Burscheid. Allein war Luke eigentlich nie. Ein Zwillingsbruder, vier weitere Geschwister und eine handballbegeisterte Familie — da ist man fast zwangsläufig mittendrin. Und weil das Down-Syndrom ohnehin in vielen Fällen mit einem besonderen Sozialverhalten und einer charmant-zugewandten Art einhergeht, lag es nahe, den Jungen auch von den Regeleinrichtungen nicht auszuschließen. Das war beim Kindergarten so, bei der Grundschule und danach auch bei der Hauptschule.
Doch seit knapp fünf Jahren besucht Luke (18) die Martin-Buber-Schule, eine Förderschule für geistig Behinderte in Leichlingen-Witzhelden. Dabei wollte er selbst erst nicht wechseln („Hier sind ja alle behindert“) und auch Freunde und Bekannte reagierten irritiert. „Aber im Nachhinein sagen alle, es war eine gute Entscheidung“, blickt seine Mutter Angelika Latzel-Jörgens zurück. Die Geschichte eines Umdenkprozesses.
Als Luke mit vier Jahren im Burscheider Kindergarten „Bullerbü“ startet, ist er in der Johanniter-Einrichtung das erste behinderte Kind. „Die Kinder dachten erst, sie müssten ihn ständig betüddeln und beschützen. Aber er konnte schon recht viel“, erzählt seine Mutter. Kein Wunder, schließlich genießt er auch zu Hause keine Sonderrolle. Einmal in der Woche gibt es im Kindergarten eine Stunde Frühförderung. Um Sprach- und Ergotherapie kümmert sich die Familie in Eigenregie. Das ist der Preis für die Einzelintegration.

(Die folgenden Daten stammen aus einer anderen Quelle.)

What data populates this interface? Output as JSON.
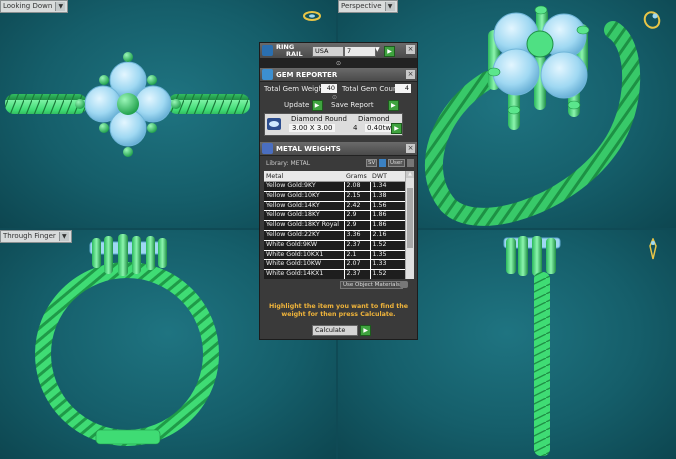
{
  "viewports": {
    "top_left": {
      "label": "Looking Down"
    },
    "top_right": {
      "label": "Perspective"
    },
    "bottom_left": {
      "label": "Through Finger"
    },
    "bottom_right": {
      "label": ""
    }
  },
  "ring_rail": {
    "title_line1": "RING",
    "title_line2": "RAIL",
    "country": "USA",
    "size": "7"
  },
  "gem_reporter": {
    "title": "GEM REPORTER",
    "total_weight_label": "Total Gem Weight",
    "total_weight_value": "40",
    "total_count_label": "Total Gem Count",
    "total_count_value": "4",
    "update_label": "Update",
    "save_report_label": "Save Report",
    "gem": {
      "shape": "Diamond Round",
      "size": "3.00 X 3.00",
      "material": "Diamond",
      "count": "4",
      "weight": "0.40tw"
    }
  },
  "metal_weights": {
    "title": "METAL WEIGHTS",
    "library_label": "Library: METAL",
    "sv_label": "SV",
    "user_label": "User",
    "columns": [
      "Metal",
      "Grams",
      "DWT"
    ],
    "rows": [
      [
        "Yellow Gold:9KY",
        "2.08",
        "1.34"
      ],
      [
        "Yellow Gold:10KY",
        "2.15",
        "1.38"
      ],
      [
        "Yellow Gold:14KY",
        "2.42",
        "1.56"
      ],
      [
        "Yellow Gold:18KY",
        "2.9",
        "1.86"
      ],
      [
        "Yellow Gold:18KY Royal",
        "2.9",
        "1.86"
      ],
      [
        "Yellow Gold:22KY",
        "3.36",
        "2.16"
      ],
      [
        "White Gold:9KW",
        "2.37",
        "1.52"
      ],
      [
        "White Gold:10KX1",
        "2.1",
        "1.35"
      ],
      [
        "White Gold:10KW",
        "2.07",
        "1.33"
      ],
      [
        "White Gold:14KX1",
        "2.37",
        "1.52"
      ],
      [
        "White Gold:14K PdW",
        "2.71",
        "1.74"
      ]
    ],
    "use_object_materials": "Use Object Materials",
    "instruction": "Highlight the item you want to find the weight for then press Calculate.",
    "calculate_label": "Calculate"
  },
  "colors": {
    "ring_green": "#3fe07a",
    "gem_blue": "#9fd8f2",
    "viewport_teal": "#1a6a76",
    "instruction_yellow": "#f0b43a"
  }
}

Auch die Grundschulzeit absolviert Luke problemlos in den üblichen vier Jahren — und ganz ohne Integrationshelfer. Ein älteres Mädchen übernimmt bei der Einschulung die Patenschaft für ihn. Ein Kontakt, der noch heute besteht. Gerade erst hat sie geschrieben, Luke habe mit dazu beigetragen, dass sie eine Entscheidung nach ihrer Schulzeit getroffen habe — für ein Praktikum in einem Wohnprojekt mit Behinderten.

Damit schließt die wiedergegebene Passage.